В кухне на плите – завернутые в газету – две бутылки с вином стояли ровнехонько, по столь образцовой стойке смирно, что сразу делалось ясно: это для нас они выстроились, словно на перекличку. Одну из них хозяин дома сунул мне в руки.
– Сколько я должен?
Меня, естественно, чуть не пристукнули.
– А я? – спросил в свою очередь граф.
Хозяин взглянул на жену, передоверяя ей вопрос. Та слегка покачала головой. «Полно вам», – сказала она и опустила глаза.
– Ничего вы не должны, – сказал после этого и сам Янош.
– Берите спокойно, – подтвердил со своей стороны дядюшка Шебештьен. И засунул бутылку графу в карман; не дожидаясь, покуда тот изъявит желание попрощаться, протянул ему руку – первым! – и, слегка хлопнув графа в ладонь – по-другому это не назовешь, – отпустил его.
– Только бутылки хорошо бы вернуть!
Мы снова шли мимо церкви.
– Приятное общество! – нарушил молчание граф с видимым облегчением, что снова может говорить на языке, в котором чувствует себя уверенным.
– Знали вы прежде кого-нибудь из них?
– Никого.
– А этого, сухонького?
– Нет.
– Его чуть не расстреляла эвакуационная комиссия.
– В самом деле? За что?
– Причина не столь уж значительна. Он спрятал Фатиму.
– Куда? Она цела?!
– Устроил конюшню под землей.

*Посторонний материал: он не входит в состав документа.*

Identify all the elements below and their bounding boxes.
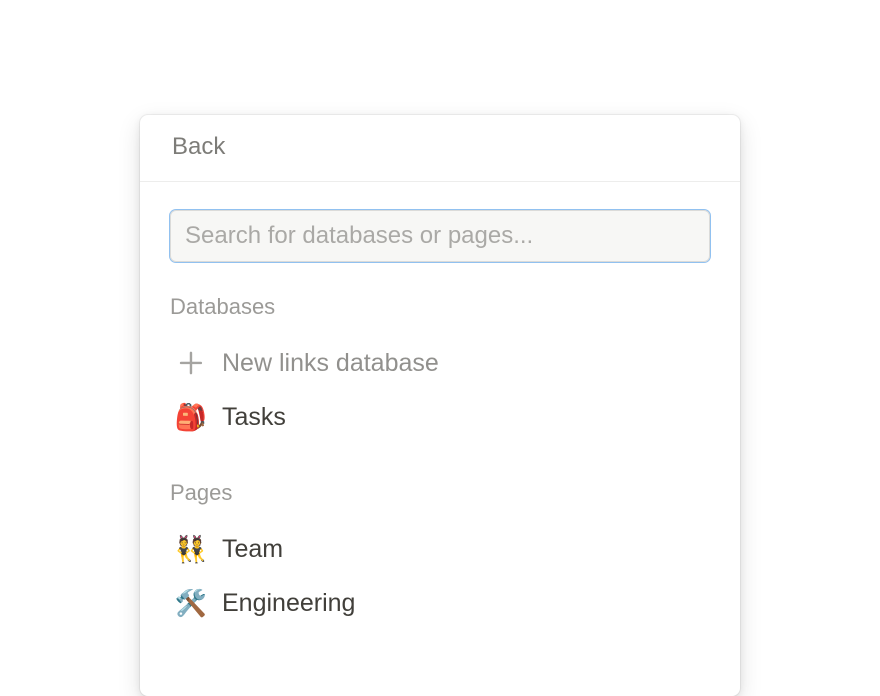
backpack-icon: 🎒 <box>174 400 208 434</box>
popup-content: Databases New links database 🎒 Tasks Pag… <box>140 182 740 696</box>
pages-list: 👯 Team 🛠️ Engineering <box>170 522 710 630</box>
search-input[interactable] <box>170 210 710 262</box>
item-label: New links database <box>222 349 439 378</box>
database-picker-popup: Back Databases New links database 🎒 T <box>140 115 740 696</box>
item-label: Team <box>222 535 283 564</box>
page-item-engineering[interactable]: 🛠️ Engineering <box>170 576 710 630</box>
pages-section-label: Pages <box>170 480 710 506</box>
item-label: Engineering <box>222 589 355 618</box>
back-button[interactable]: Back <box>172 133 708 161</box>
databases-list: New links database 🎒 Tasks <box>170 336 710 444</box>
people-icon: 👯 <box>174 532 208 566</box>
page-item-team[interactable]: 👯 Team <box>170 522 710 576</box>
plus-icon <box>174 346 208 380</box>
databases-section-label: Databases <box>170 294 710 320</box>
item-label: Tasks <box>222 403 286 432</box>
popup-header: Back <box>140 115 740 182</box>
new-links-database-item[interactable]: New links database <box>170 336 710 390</box>
tools-icon: 🛠️ <box>174 586 208 620</box>
search-wrapper <box>170 210 710 262</box>
database-item-tasks[interactable]: 🎒 Tasks <box>170 390 710 444</box>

И для Хасана тоже.
Граф остановился и так, стоя, ждал продолжения.
– К сожалению, это не помогло.
Мы миновали церковь и опять какое-то время шли молча. Улица сейчас была так же безлюдна, как в свое время при воздушных тревогах. Настал великий момент разливки воскресного супа. Кощунством казалось бродить в такую пору по улице.
– Какое это ощущение – быть покровителем храма?
– Не знаю.
– Столь мимолетные чувства, очевидно, не проникали в ваше сознание?
– Я и теперь покровитель?
– Не знаю. Не могу утверждать наверное, связано это с личностью или с землей.